REPUBLIKA.CO.ID, MEDAN -- Green Peace melaporkan 40 persen kebun sawit di Indonesia dimiliki oleh petani skala kecil. Mirisnya, tingkat produktifitasnya dua kali lebih rendah dibandingkan kebun
milik perusahaan.
Sementara ekspansi kelapa sawit telah menjadi penyebab terbesar deforestasi Indonesia yang mencapai 150 ribu hektar per tahun antara 2009-2011. Ketimpangan pada jurang pengetahuan, kurangnya dukungan pemerintah dan dapat dilihat dari rendahnya produktifitas kebun sawit mandiri jika dibandingkan kebun milik perusahaan.
Padahal minyak sawit merupakan komoditas global yang menguasai 40% total produksi minyak nabati dunia sepanjang 2012-2013, di mana hampir setengah dari produksi tahun 2012 berasal dari Indonesia. Tingginya permintaan ini jelas menempatkan Indonesia sebagai negara yang paling rentan terhadap dampak perluasan areal kebun sawit yang mengkonversi kawasan berhutan dan gambut.
Koordinator Solusi Greenpeace Indonesia, Achmad seperti rilis yang diterima Republika mengatakan, trend di pasar global saat ini menunjukkan peluang positif yang bisa dimanfaatkan petani mandiri. Terdapat trend di masyarakat global yang terus menekan sejumlah perusahaan konsumen untuk membebaskan rantai suplai mereka dari jejak deforestasi dan mendorong upaya-upaya keberlanjutan di negara produksi.

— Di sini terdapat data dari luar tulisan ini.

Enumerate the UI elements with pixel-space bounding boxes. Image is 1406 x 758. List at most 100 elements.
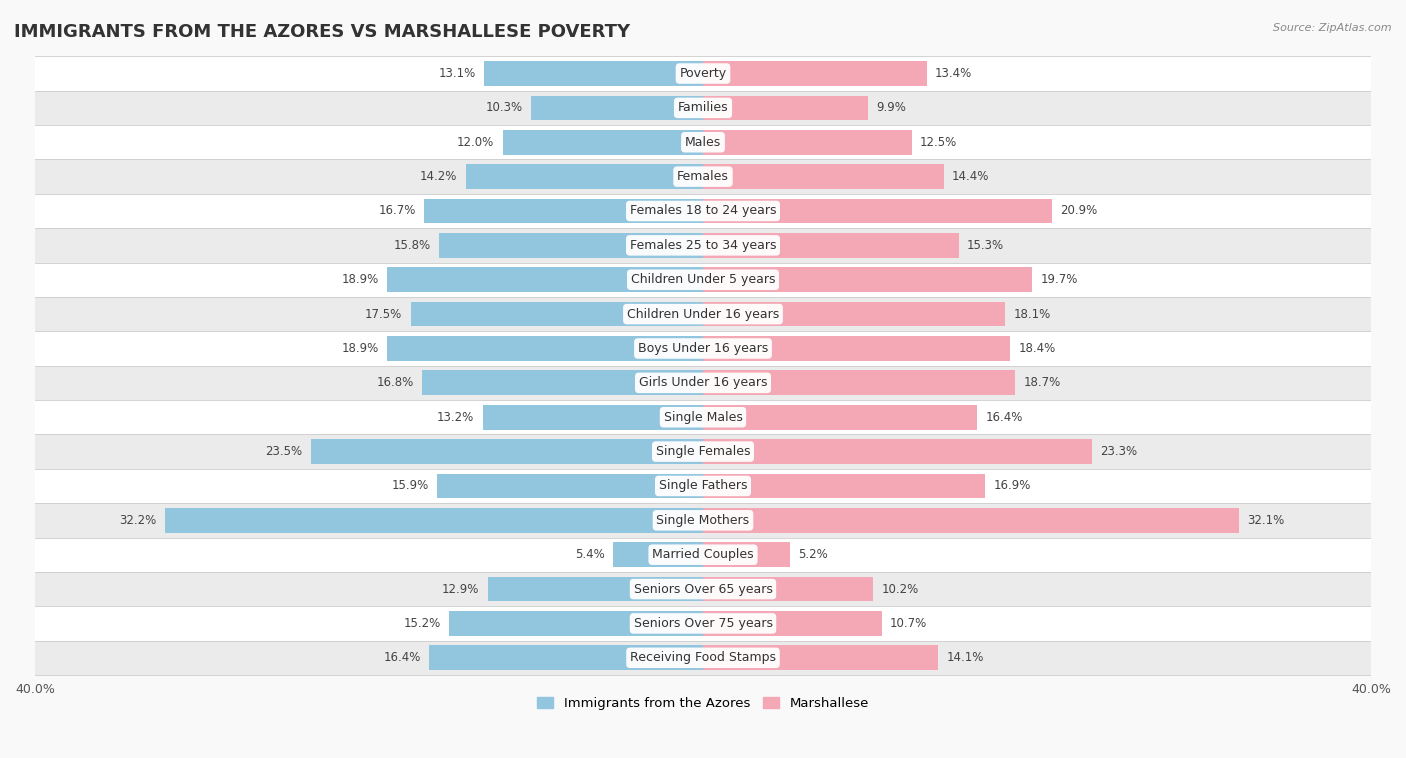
Bar xyxy=(613,542,703,567)
Bar xyxy=(502,130,703,155)
Bar xyxy=(35,159,1371,194)
Text: 18.7%: 18.7% xyxy=(1024,376,1062,390)
Text: Families: Families xyxy=(678,102,728,114)
Text: 5.2%: 5.2% xyxy=(799,548,828,561)
Bar xyxy=(35,125,1371,159)
Text: 10.3%: 10.3% xyxy=(485,102,523,114)
Bar xyxy=(488,577,703,601)
Text: Single Males: Single Males xyxy=(664,411,742,424)
Text: Single Mothers: Single Mothers xyxy=(657,514,749,527)
Bar xyxy=(35,365,1371,400)
Bar xyxy=(35,434,1371,468)
Bar xyxy=(35,56,1371,91)
Bar xyxy=(703,645,938,670)
Text: Children Under 5 years: Children Under 5 years xyxy=(631,273,775,287)
Bar xyxy=(703,130,911,155)
Bar xyxy=(35,468,1371,503)
Bar xyxy=(387,268,703,292)
Text: Seniors Over 65 years: Seniors Over 65 years xyxy=(634,583,772,596)
Text: 18.1%: 18.1% xyxy=(1014,308,1050,321)
Text: 18.9%: 18.9% xyxy=(342,273,380,287)
Bar xyxy=(35,641,1371,675)
Text: Girls Under 16 years: Girls Under 16 years xyxy=(638,376,768,390)
Text: 15.3%: 15.3% xyxy=(967,239,1004,252)
Text: Females 18 to 24 years: Females 18 to 24 years xyxy=(630,205,776,218)
Bar xyxy=(35,537,1371,572)
Text: 13.4%: 13.4% xyxy=(935,67,973,80)
Bar xyxy=(531,96,703,121)
Text: 20.9%: 20.9% xyxy=(1060,205,1098,218)
Text: 17.5%: 17.5% xyxy=(366,308,402,321)
Bar xyxy=(703,611,882,636)
Text: 23.5%: 23.5% xyxy=(266,445,302,458)
Bar xyxy=(166,508,703,533)
Bar xyxy=(429,645,703,670)
Bar xyxy=(387,336,703,361)
Text: 16.4%: 16.4% xyxy=(986,411,1022,424)
Bar xyxy=(703,577,873,601)
Bar xyxy=(703,302,1005,327)
Bar xyxy=(703,439,1092,464)
Text: 12.5%: 12.5% xyxy=(920,136,957,149)
Text: 12.9%: 12.9% xyxy=(441,583,479,596)
Text: Married Couples: Married Couples xyxy=(652,548,754,561)
Text: 16.9%: 16.9% xyxy=(994,480,1031,493)
Text: 23.3%: 23.3% xyxy=(1101,445,1137,458)
Text: 5.4%: 5.4% xyxy=(575,548,605,561)
Text: 16.7%: 16.7% xyxy=(378,205,416,218)
Bar xyxy=(35,572,1371,606)
Bar xyxy=(703,405,977,430)
Bar xyxy=(35,297,1371,331)
Text: 12.0%: 12.0% xyxy=(457,136,495,149)
Text: Females 25 to 34 years: Females 25 to 34 years xyxy=(630,239,776,252)
Text: 13.2%: 13.2% xyxy=(437,411,474,424)
Text: Source: ZipAtlas.com: Source: ZipAtlas.com xyxy=(1274,23,1392,33)
Text: 10.2%: 10.2% xyxy=(882,583,920,596)
Bar xyxy=(703,164,943,189)
Text: 19.7%: 19.7% xyxy=(1040,273,1078,287)
Text: 15.9%: 15.9% xyxy=(392,480,429,493)
Text: IMMIGRANTS FROM THE AZORES VS MARSHALLESE POVERTY: IMMIGRANTS FROM THE AZORES VS MARSHALLES… xyxy=(14,23,630,41)
Bar xyxy=(425,199,703,224)
Text: Single Fathers: Single Fathers xyxy=(659,480,747,493)
Text: 32.1%: 32.1% xyxy=(1247,514,1285,527)
Text: 14.1%: 14.1% xyxy=(946,651,984,664)
Text: 16.4%: 16.4% xyxy=(384,651,420,664)
Bar xyxy=(35,194,1371,228)
Bar xyxy=(35,228,1371,262)
Text: 14.2%: 14.2% xyxy=(420,170,457,183)
Text: Poverty: Poverty xyxy=(679,67,727,80)
Bar xyxy=(703,508,1239,533)
Text: Males: Males xyxy=(685,136,721,149)
Text: 13.1%: 13.1% xyxy=(439,67,475,80)
Bar xyxy=(484,61,703,86)
Bar xyxy=(703,199,1052,224)
Bar xyxy=(703,268,1032,292)
Text: 14.4%: 14.4% xyxy=(952,170,990,183)
Text: 32.2%: 32.2% xyxy=(120,514,157,527)
Bar xyxy=(703,371,1015,395)
Bar xyxy=(35,606,1371,641)
Bar xyxy=(703,233,959,258)
Text: 18.9%: 18.9% xyxy=(342,342,380,355)
Text: 9.9%: 9.9% xyxy=(877,102,907,114)
Text: Children Under 16 years: Children Under 16 years xyxy=(627,308,779,321)
Bar xyxy=(703,542,790,567)
Text: Receiving Food Stamps: Receiving Food Stamps xyxy=(630,651,776,664)
Bar xyxy=(35,503,1371,537)
Legend: Immigrants from the Azores, Marshallese: Immigrants from the Azores, Marshallese xyxy=(531,692,875,716)
Text: 16.8%: 16.8% xyxy=(377,376,413,390)
Text: Females: Females xyxy=(678,170,728,183)
Bar xyxy=(422,371,703,395)
Bar xyxy=(411,302,703,327)
Bar xyxy=(482,405,703,430)
Bar xyxy=(703,474,986,498)
Text: 18.4%: 18.4% xyxy=(1019,342,1056,355)
Bar xyxy=(35,262,1371,297)
Bar xyxy=(35,91,1371,125)
Bar xyxy=(703,336,1011,361)
Text: 15.8%: 15.8% xyxy=(394,239,430,252)
Bar xyxy=(439,233,703,258)
Text: Boys Under 16 years: Boys Under 16 years xyxy=(638,342,768,355)
Bar xyxy=(311,439,703,464)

Sehingga menjadi kesempatan bagus bagi petani sawit mandiri untuk muncul sebagai aktor untuk melakukan intensifikasi. Serta mempraktikkan pengelolaan kebun yang baik di tengah masih banyaknya produsen lain yang tertinggal dan terus menghancurkan hutan dan gambut.
“Ini adalah pasar potensial bagi petani mandiri sementara bagi perusahaan sawit dan konsumen harus melirik dan membuka hubungan bisnis mereka dengan model kebun seperti ini sebagai nilai tambah bagi pertanggungjawaban produk mereka. Pembangunan ekonomi Indonesia dapat tercapai tanpa perlu merusak hutan yang tersisa,” ujar Achmad, Ahad (31/8).